IMG_04721964 Flashback – Dick leaves for Vietnam

My father and I had said our goodbyes many times in my young life, this was how it worked in military families.  Dad was a Navy fighter pilot, his job took him away from home more often than not.  There would be a lot of commotion for a couple weeks and then dad was gone.

This goodbye, this moment of going off to war, was different.  This time dad was going to a dangerous, dark sounding place — Vietnam.  There was a charge to this goodbye, an excited tension and seeming finality.  Maybe it was my age, just turning 12, able to understand what was at stake for the first time, but it was worlds apart from any previous goodbye.

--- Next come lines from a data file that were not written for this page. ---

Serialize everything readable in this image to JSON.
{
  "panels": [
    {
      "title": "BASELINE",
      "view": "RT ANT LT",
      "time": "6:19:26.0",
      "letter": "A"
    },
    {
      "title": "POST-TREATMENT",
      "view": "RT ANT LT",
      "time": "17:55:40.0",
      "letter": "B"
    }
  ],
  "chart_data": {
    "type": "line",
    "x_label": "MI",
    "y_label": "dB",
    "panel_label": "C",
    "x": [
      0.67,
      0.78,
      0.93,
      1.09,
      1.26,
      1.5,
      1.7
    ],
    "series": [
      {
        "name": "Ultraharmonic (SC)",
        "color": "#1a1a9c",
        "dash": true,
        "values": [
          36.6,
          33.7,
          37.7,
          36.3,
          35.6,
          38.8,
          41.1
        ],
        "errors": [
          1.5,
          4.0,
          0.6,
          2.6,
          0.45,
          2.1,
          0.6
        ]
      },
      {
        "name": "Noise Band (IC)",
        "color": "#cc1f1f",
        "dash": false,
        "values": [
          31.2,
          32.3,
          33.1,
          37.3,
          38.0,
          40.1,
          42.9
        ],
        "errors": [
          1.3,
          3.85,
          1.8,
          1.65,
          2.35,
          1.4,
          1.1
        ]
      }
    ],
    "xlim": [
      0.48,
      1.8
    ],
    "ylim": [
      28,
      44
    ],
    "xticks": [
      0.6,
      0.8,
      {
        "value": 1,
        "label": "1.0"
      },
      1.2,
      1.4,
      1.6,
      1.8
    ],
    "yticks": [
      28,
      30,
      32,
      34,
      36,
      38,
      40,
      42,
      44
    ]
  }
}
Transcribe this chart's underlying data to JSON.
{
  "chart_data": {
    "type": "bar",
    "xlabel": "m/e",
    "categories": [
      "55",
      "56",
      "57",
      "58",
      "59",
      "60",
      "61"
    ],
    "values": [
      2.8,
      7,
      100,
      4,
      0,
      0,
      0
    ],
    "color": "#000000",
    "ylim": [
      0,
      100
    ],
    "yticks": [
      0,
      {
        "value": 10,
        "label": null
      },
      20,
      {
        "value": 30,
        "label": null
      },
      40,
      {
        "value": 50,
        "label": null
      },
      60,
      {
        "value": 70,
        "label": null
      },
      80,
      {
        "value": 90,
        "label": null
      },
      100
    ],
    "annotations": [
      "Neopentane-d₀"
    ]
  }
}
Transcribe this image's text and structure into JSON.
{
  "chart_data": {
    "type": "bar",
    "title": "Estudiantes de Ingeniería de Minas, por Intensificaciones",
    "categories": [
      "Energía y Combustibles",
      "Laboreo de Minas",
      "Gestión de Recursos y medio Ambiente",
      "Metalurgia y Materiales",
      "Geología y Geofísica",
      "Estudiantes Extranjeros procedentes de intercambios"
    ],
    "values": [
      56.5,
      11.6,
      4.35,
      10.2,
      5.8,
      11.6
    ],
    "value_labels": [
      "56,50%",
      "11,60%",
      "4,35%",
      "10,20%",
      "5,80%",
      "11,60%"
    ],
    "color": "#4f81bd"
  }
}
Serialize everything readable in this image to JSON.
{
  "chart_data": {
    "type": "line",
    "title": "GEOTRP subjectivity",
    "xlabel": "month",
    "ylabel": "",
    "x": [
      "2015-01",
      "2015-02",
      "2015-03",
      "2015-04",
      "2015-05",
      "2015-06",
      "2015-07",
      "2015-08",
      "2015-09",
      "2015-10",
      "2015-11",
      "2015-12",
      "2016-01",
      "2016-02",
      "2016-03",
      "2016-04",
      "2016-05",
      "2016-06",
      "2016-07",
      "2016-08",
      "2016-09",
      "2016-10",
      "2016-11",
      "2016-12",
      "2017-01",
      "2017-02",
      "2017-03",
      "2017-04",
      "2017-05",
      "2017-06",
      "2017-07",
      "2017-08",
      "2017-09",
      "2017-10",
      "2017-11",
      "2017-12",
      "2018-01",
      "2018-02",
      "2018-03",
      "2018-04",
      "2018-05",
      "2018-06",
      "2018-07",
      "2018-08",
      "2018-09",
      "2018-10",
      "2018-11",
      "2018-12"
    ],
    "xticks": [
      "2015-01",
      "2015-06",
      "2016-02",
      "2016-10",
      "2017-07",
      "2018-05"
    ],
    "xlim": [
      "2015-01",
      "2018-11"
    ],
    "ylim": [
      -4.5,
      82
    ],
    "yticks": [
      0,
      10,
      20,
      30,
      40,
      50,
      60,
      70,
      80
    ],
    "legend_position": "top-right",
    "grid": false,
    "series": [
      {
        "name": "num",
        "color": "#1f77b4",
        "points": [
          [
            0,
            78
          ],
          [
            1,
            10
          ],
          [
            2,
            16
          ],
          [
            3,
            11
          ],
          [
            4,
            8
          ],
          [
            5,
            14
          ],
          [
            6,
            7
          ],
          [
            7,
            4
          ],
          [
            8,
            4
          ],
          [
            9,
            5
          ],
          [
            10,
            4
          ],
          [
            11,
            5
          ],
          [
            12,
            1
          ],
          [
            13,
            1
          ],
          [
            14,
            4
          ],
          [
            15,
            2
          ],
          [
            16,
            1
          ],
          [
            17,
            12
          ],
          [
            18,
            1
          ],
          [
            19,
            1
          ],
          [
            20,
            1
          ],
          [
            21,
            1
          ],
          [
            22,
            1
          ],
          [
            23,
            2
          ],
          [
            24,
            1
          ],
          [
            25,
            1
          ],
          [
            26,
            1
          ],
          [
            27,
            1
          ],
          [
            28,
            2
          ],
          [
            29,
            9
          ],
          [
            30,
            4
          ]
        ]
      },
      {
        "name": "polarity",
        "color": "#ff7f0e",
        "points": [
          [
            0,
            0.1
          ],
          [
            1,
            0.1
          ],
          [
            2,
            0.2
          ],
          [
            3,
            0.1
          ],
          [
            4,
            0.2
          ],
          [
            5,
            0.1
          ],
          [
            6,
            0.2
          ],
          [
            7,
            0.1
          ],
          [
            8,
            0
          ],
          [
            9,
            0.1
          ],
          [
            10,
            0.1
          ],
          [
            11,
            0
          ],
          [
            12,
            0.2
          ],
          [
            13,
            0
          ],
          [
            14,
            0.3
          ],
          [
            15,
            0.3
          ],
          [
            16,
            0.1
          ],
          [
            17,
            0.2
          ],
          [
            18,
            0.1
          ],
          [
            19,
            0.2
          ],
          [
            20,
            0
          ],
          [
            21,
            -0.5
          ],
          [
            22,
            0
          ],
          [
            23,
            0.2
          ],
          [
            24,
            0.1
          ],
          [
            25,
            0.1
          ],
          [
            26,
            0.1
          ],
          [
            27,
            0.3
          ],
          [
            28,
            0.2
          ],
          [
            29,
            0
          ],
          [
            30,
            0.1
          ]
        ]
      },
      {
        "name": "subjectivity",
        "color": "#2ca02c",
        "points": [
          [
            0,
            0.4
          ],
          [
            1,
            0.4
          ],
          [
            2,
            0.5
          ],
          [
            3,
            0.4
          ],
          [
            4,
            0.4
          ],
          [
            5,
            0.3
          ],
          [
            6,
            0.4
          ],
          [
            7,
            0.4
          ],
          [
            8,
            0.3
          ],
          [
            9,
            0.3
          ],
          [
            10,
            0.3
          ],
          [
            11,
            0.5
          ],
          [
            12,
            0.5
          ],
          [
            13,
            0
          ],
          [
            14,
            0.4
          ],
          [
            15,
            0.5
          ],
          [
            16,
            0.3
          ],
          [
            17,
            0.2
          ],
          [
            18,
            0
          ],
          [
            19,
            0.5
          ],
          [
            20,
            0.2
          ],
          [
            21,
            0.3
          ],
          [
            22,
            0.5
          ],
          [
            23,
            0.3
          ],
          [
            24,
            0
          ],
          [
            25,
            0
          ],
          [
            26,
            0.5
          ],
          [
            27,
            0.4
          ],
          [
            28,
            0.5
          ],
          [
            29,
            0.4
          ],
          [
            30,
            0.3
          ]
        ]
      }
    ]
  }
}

I remember clearly standing, alone, just the two of us at the door, dad anxious to get on with it, me drawing it out to the best of my adolescent ability. This house, one that dad had only occupied for a brief time and would be mine for the next year seemed like the last safe place. Once out that door there were no guarantees and I was trying my best to make it last.  Crying.  Alone together, he tried to comfort me in the only way he knew.  He assured me he would be back, instructed me to take care of my mother and the kids, told me that the only reason he was going was so that I would never have to go.

Hearing those words in my mind now it sounds like the most bullshit of reasons, a worn out World War II line, but that was how we talked in those days, Communist Threat, Domino Theory, Making the World Safe for Democracy.

It’s what we believed, maybe more belligerently in military families, maybe we all thought that way.  I don’t know what dad really believed about that war,  but I know for sure that he had no idea that the little war he was headed off for in 1964 would still be raging seven years later and that I would get my own chance to walk out that door.